Draw two points on a circle. As both points must be one radius away from the center, that means the center must lie on the line perpendicular to their midpoint.

That is if I gave you points (1, 1) and (1,3), if the points are on a common circle it the center must be on the line y=2.

Or in general if I gave you points P1 = (x1, y1) and P2 = (x2, y2), then the midpoint is P_mid = (x_mid, y_mid) = (0.5*(x1+x2), 0.5*(y1+y2)). The slope of the line between the two given points is m = (y2 - y1)/(x2 - x1), so the slope of the perpendicular line is m_perp = - (x2 - x1)/(y2 - y1).
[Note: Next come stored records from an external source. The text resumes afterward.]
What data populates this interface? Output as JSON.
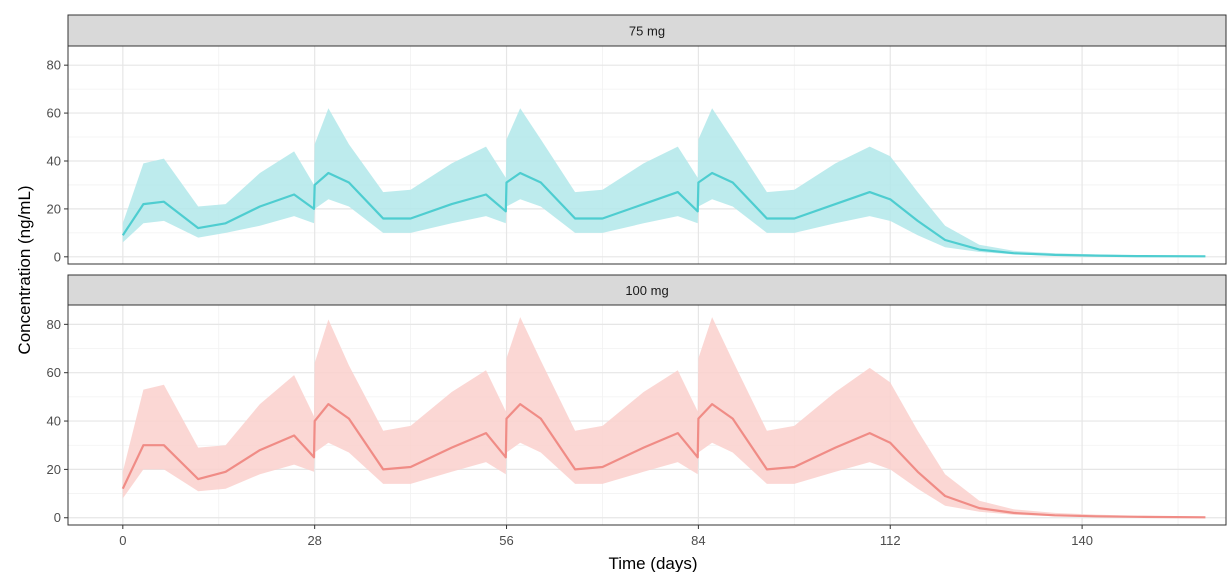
{
  "chart_data": {
    "type": "area",
    "xlabel": "Time (days)",
    "ylabel": "Concentration (ng/mL)",
    "xlim": [
      -8,
      161
    ],
    "x_ticks": [
      0,
      28,
      56,
      84,
      112,
      140
    ],
    "grid": true,
    "facets": [
      {
        "label": "75 mg",
        "ylim": [
          -3,
          88
        ],
        "y_ticks": [
          0,
          20,
          40,
          60,
          80
        ],
        "color": "#4ECDD0",
        "band_color": "#B2E7EA",
        "x": [
          0,
          3,
          6,
          11,
          15,
          20,
          25,
          27.9,
          28,
          30,
          33,
          38,
          42,
          48,
          53,
          55.9,
          56,
          58,
          61,
          66,
          70,
          76,
          81,
          83.9,
          84,
          86,
          89,
          94,
          98,
          104,
          109,
          112,
          116,
          120,
          125,
          130,
          136,
          142,
          148,
          158
        ],
        "median": [
          9,
          22,
          23,
          12,
          14,
          21,
          26,
          20,
          30,
          35,
          31,
          16,
          16,
          22,
          26,
          19,
          31,
          35,
          31,
          16,
          16,
          22,
          27,
          19,
          31,
          35,
          31,
          16,
          16,
          22,
          27,
          24,
          15,
          7,
          3,
          1.5,
          0.8,
          0.5,
          0.3,
          0.2
        ],
        "lower": [
          6,
          14,
          15,
          8,
          10,
          13,
          17,
          14,
          20,
          24,
          21,
          10,
          10,
          14,
          17,
          14,
          21,
          24,
          21,
          10,
          10,
          14,
          17,
          14,
          21,
          24,
          21,
          10,
          10,
          14,
          17,
          15,
          9,
          4,
          2,
          1,
          0.5,
          0.3,
          0.2,
          0.1
        ],
        "upper": [
          14,
          39,
          41,
          21,
          22,
          35,
          44,
          30,
          47,
          62,
          47,
          27,
          28,
          39,
          46,
          33,
          49,
          62,
          49,
          27,
          28,
          39,
          46,
          33,
          49,
          62,
          49,
          27,
          28,
          39,
          46,
          42,
          27,
          13,
          5,
          2.5,
          1.5,
          1,
          0.6,
          0.4
        ]
      },
      {
        "label": "100 mg",
        "ylim": [
          -3,
          88
        ],
        "y_ticks": [
          0,
          20,
          40,
          60,
          80
        ],
        "color": "#F08C86",
        "band_color": "#FAD0CD",
        "x": [
          0,
          3,
          6,
          11,
          15,
          20,
          25,
          27.9,
          28,
          30,
          33,
          38,
          42,
          48,
          53,
          55.9,
          56,
          58,
          61,
          66,
          70,
          76,
          81,
          83.9,
          84,
          86,
          89,
          94,
          98,
          104,
          109,
          112,
          116,
          120,
          125,
          130,
          136,
          142,
          148,
          158
        ],
        "median": [
          12,
          30,
          30,
          16,
          19,
          28,
          34,
          25,
          40,
          47,
          41,
          20,
          21,
          29,
          35,
          25,
          41,
          47,
          41,
          20,
          21,
          29,
          35,
          25,
          41,
          47,
          41,
          20,
          21,
          29,
          35,
          31,
          19,
          9,
          4,
          2,
          1,
          0.6,
          0.4,
          0.2
        ],
        "lower": [
          8,
          20,
          20,
          11,
          12,
          18,
          22,
          19,
          27,
          31,
          27,
          14,
          14,
          19,
          23,
          18,
          27,
          31,
          27,
          14,
          14,
          19,
          23,
          18,
          27,
          31,
          27,
          14,
          14,
          19,
          23,
          20,
          12,
          5,
          2.5,
          1.2,
          0.6,
          0.4,
          0.2,
          0.1
        ],
        "upper": [
          19,
          53,
          55,
          29,
          30,
          47,
          59,
          42,
          64,
          82,
          63,
          36,
          38,
          52,
          61,
          44,
          66,
          83,
          65,
          36,
          38,
          52,
          61,
          44,
          66,
          83,
          65,
          36,
          38,
          52,
          62,
          56,
          36,
          18,
          7,
          3.5,
          2,
          1.3,
          0.8,
          0.5
        ]
      }
    ]
  }
}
Therefore the equation of the line that the center must fall on if (x1, y1) and (x2, y2) fall on the same line is y = m_perp ( x - x_mid) + y_mid.

Now we have 4 points given to us. Every pair of points gives us a line of intersection. There are six pairs of points (P1, P2), (P1, P3), (P1, P4), (P2, P3), (P2, P4), (P3, P4). Each pair of points gives us a line that the center must fall on. Take any two of these lines and you can solve for the center P_center by finding where the lines intersect (you have two equations and two unknowns). Now simply calculate the distance from each point to the calculated center, and make sure all of these distances fall within some allowed floating point tolerance (e.g., 1e-14 for 64-bit floats).